— Какие дощечки?
— Будто не знаешь: на дверях, именные… А разве об Уокере я не слышал раньше?
— Ах, так! Ну словом, то самое, о чем и я говорю: ты боишься, что госпожа NN кого-то уже любит.
— Да, да. Любит… Иди вон!
— Ха-ха-ха. Куда же?
— Куда хочешь.
— Я буду продолжать разговор, не затрагивая больных мест…. Гадкий ты человек — своей любви не веришь. Самолюбивый ты человек — а хочешь быть добрым?
— Откуда ты взял, что я хочу быть добрым?
— Насквозь тебя вижу: к примеру, Ерофеича за сплетни выбранишь, и тут же расчувствуешься: ах, зачем я такой… злой.
— Пожалуйста, не навязывай мне доброты. Вот я возьму и убью обоих: Уокера и Лобачева. Пусть они не думают, что могут стать мне на дороге. Ты меня трусом сегодня обозвал — это они трусы, а не я. Они убить не посмеют.
— Не горячись. И давай сойдемся на том, что хотя дела твои и добры, но в глубине души ты ими не доволен — дух твой горд и зол.
— Да, я принципиально злой человек.
— Ты хорошо сказал. Но, к сожалению, эта принципиальность, будучи в постоянном разногласии с действительностью, только вредит тебе. Я охотно верю, что ты способен отправить на тот свет Лобачева и Уокера… а госпожу NN вымыть — в спирту. Но знаешь ли, о чем я еще сейчас догадываюсь? Ты вот в глубине души держишь несколько совсем особенных слов, они-то и заставили тебя сказать: пойду и убью…
— Какие же это слова?
— Три слова всего: человека убить просто.
— Ты угадал.
— Еще бы не угадать. Но здесь-то и кроется твоя ошибка: человека убить нелегко.
— Почему?
— Конечно, законы нравственности тут ни при чем, страх ответственности для тебя только привлекателен. Но кровь не простит… то есть мать не простит… ну в каждом человеке течет кровь, данная ему матерью… как сок в винограде… вино… впрочем, я путаться начинаю…

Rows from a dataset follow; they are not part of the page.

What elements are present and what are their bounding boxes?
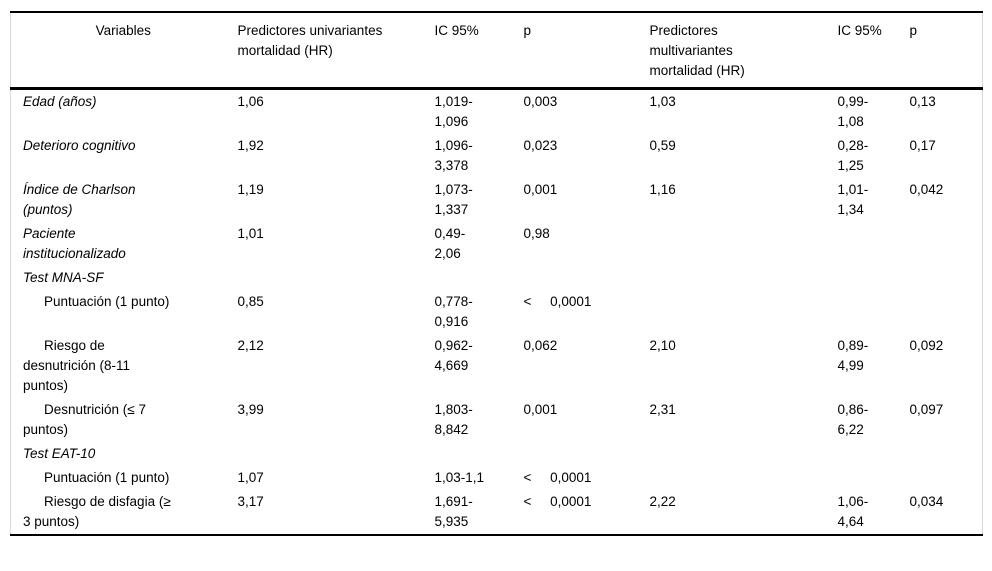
ic-univariate-cell: 0,778-0,916 [434, 294, 473, 329]
p-multivariate-cell: 0,097 [909, 402, 944, 417]
p-univariate-cell: 0,001 [523, 182, 558, 197]
table-row: Índice de Charlson (puntos) 1,19 1,073-1… [11, 178, 983, 222]
hr-univariate-cell: 3,99 [237, 402, 264, 417]
p-univariate-cell: < 0,0001 [523, 294, 592, 309]
ic-multivariate-cell [834, 290, 906, 334]
table-row: Edad (años) 1,06 1,019-1,096 0,003 1,03 … [11, 89, 983, 135]
variable-cell: Índice de Charlson (puntos) [23, 182, 140, 217]
table-row-section: Test MNA-SF [11, 266, 983, 290]
p-univariate-cell [519, 266, 646, 290]
variable-cell: Deterioro cognitivo [23, 138, 136, 153]
variable-cell: Riesgo de desnutrición (8-11 puntos) [23, 338, 134, 393]
col-header-hr-univariate: Predictores univariantes mortalidad (HR) [235, 12, 431, 90]
hr-univariate-cell [236, 266, 431, 290]
header-row: Variables Predictores univariantes morta… [10, 12, 983, 90]
p-univariate-cell: 0,001 [523, 402, 558, 417]
ic-multivariate-cell: 1,01-1,34 [837, 182, 869, 217]
variable-cell: Puntuación (1 punto) [44, 470, 170, 485]
col-header-variables: Variables [10, 12, 236, 90]
p-multivariate-cell: 0,034 [909, 494, 944, 509]
col-header-p-univariate: p [518, 12, 646, 90]
table-row: Puntuación (1 punto) 1,07 1,03-1,1 < 0,0… [11, 466, 983, 490]
ic-univariate-cell: 1,073-1,337 [434, 182, 473, 217]
p-multivariate-cell [906, 442, 983, 466]
variable-cell: Riesgo de disfagia (≥ 3 puntos) [23, 494, 175, 529]
ic-univariate-cell: 1,019-1,096 [434, 94, 473, 129]
col-header-ic-multivariate: IC 95% [833, 12, 906, 90]
col-header-ic-univariate: IC 95% [430, 12, 519, 90]
hr-multivariate-cell: 1,16 [649, 182, 676, 197]
table-row: Desnutrición (≤ 7 puntos) 3,99 1,803-8,8… [11, 398, 983, 442]
hr-univariate-cell: 1,92 [237, 138, 264, 153]
hr-univariate-cell: 0,85 [237, 294, 264, 309]
hr-multivariate-cell [646, 290, 834, 334]
ic-univariate-cell: 1,096-3,378 [434, 138, 473, 173]
hr-multivariate-cell: 2,10 [649, 338, 676, 353]
hr-univariate-cell: 1,07 [237, 470, 264, 485]
p-multivariate-cell [906, 290, 983, 334]
variable-section-cell: Test MNA-SF [23, 270, 104, 285]
hr-multivariate-cell: 1,03 [649, 94, 676, 109]
p-univariate-cell [519, 442, 646, 466]
ic-univariate-cell: 0,49-2,06 [434, 226, 466, 261]
ic-univariate-cell: 1,803-8,842 [434, 402, 473, 437]
results-table: Variables Predictores univariantes morta… [10, 11, 983, 536]
hr-multivariate-cell: 2,31 [649, 402, 676, 417]
col-header-p-multivariate: p [905, 12, 983, 90]
variable-cell: Desnutrición (≤ 7 puntos) [23, 402, 150, 437]
hr-multivariate-cell [646, 466, 834, 490]
hr-univariate-cell: 2,12 [237, 338, 264, 353]
ic-multivariate-cell [834, 222, 906, 266]
p-univariate-cell: 0,062 [523, 338, 558, 353]
hr-univariate-cell: 1,19 [237, 182, 264, 197]
ic-multivariate-cell [834, 266, 906, 290]
ic-multivariate-cell: 1,06-4,64 [837, 494, 869, 529]
ic-univariate-cell [431, 442, 519, 466]
hr-multivariate-cell: 0,59 [649, 138, 676, 153]
ic-multivariate-cell [834, 466, 906, 490]
table-row-section: Test EAT-10 [11, 442, 983, 466]
hr-multivariate-cell [646, 222, 834, 266]
p-univariate-cell: 0,003 [523, 94, 558, 109]
ic-multivariate-cell: 0,86-6,22 [837, 402, 869, 437]
hr-multivariate-cell [646, 442, 834, 466]
p-multivariate-cell: 0,042 [909, 182, 944, 197]
p-univariate-cell: 0,98 [523, 226, 550, 241]
p-multivariate-cell: 0,13 [909, 94, 936, 109]
ic-univariate-cell: 1,03-1,1 [434, 470, 485, 485]
p-multivariate-cell [906, 266, 983, 290]
ic-univariate-cell: 0,962-4,669 [434, 338, 473, 373]
table-row: Riesgo de desnutrición (8-11 puntos) 2,1… [11, 334, 983, 398]
hr-univariate-cell: 1,06 [237, 94, 264, 109]
p-multivariate-cell: 0,17 [909, 138, 936, 153]
table-row: Puntuación (1 punto) 0,85 0,778-0,916 < … [11, 290, 983, 334]
col-header-hr-multivariate: Predictores multivariantes mortalidad (H… [645, 12, 834, 90]
ic-univariate-cell: 1,691-5,935 [434, 494, 473, 529]
hr-univariate-cell: 3,17 [237, 494, 264, 509]
ic-multivariate-cell: 0,28-1,25 [837, 138, 869, 173]
col-header-hr-multivariate-label: Predictores multivariantes mortalidad (H… [649, 23, 745, 78]
p-univariate-cell: < 0,0001 [523, 470, 592, 485]
variable-cell: Puntuación (1 punto) [44, 294, 170, 309]
ic-univariate-cell [431, 266, 519, 290]
ic-multivariate-cell: 0,89-4,99 [837, 338, 869, 373]
p-multivariate-cell [906, 222, 983, 266]
hr-univariate-cell: 1,01 [237, 226, 264, 241]
p-multivariate-cell: 0,092 [909, 338, 944, 353]
ic-multivariate-cell [834, 442, 906, 466]
variable-section-cell: Test EAT-10 [23, 446, 96, 461]
ic-multivariate-cell: 0,99-1,08 [837, 94, 869, 129]
hr-univariate-cell [236, 442, 431, 466]
variable-cell: Paciente institucionalizado [23, 226, 126, 261]
variable-cell: Edad (años) [23, 94, 97, 109]
table-row: Paciente institucionalizado 1,01 0,49-2,… [11, 222, 983, 266]
p-multivariate-cell [906, 466, 983, 490]
hr-multivariate-cell [646, 266, 834, 290]
p-univariate-cell: < 0,0001 [523, 494, 592, 509]
p-univariate-cell: 0,023 [523, 138, 558, 153]
table-row: Deterioro cognitivo 1,92 1,096-3,378 0,0… [11, 134, 983, 178]
table-row: Riesgo de disfagia (≥ 3 puntos) 3,17 1,6… [11, 490, 983, 535]
hr-multivariate-cell: 2,22 [649, 494, 676, 509]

Заря опять догорела. Никодим занавесил окно в столовой и зажег лампу с синевато-золотистым светом: он любил зажигать ее…
ГЛАВА XVIII
Ряса отца Дамиана Хромого
Отец Дамиан, носивший прозвище "Хромой" и хорошо известный в округе каждому, был духовным отцом Евгении Александровны и старым другом Михаила Онуфриевича.
О нем вспомнил Никодим на другой день, сидя опять в столовой перед окном. Вспомнив, он сейчас же вскочил и пошел наверх, в башню, но не в кабинет и не в спальню.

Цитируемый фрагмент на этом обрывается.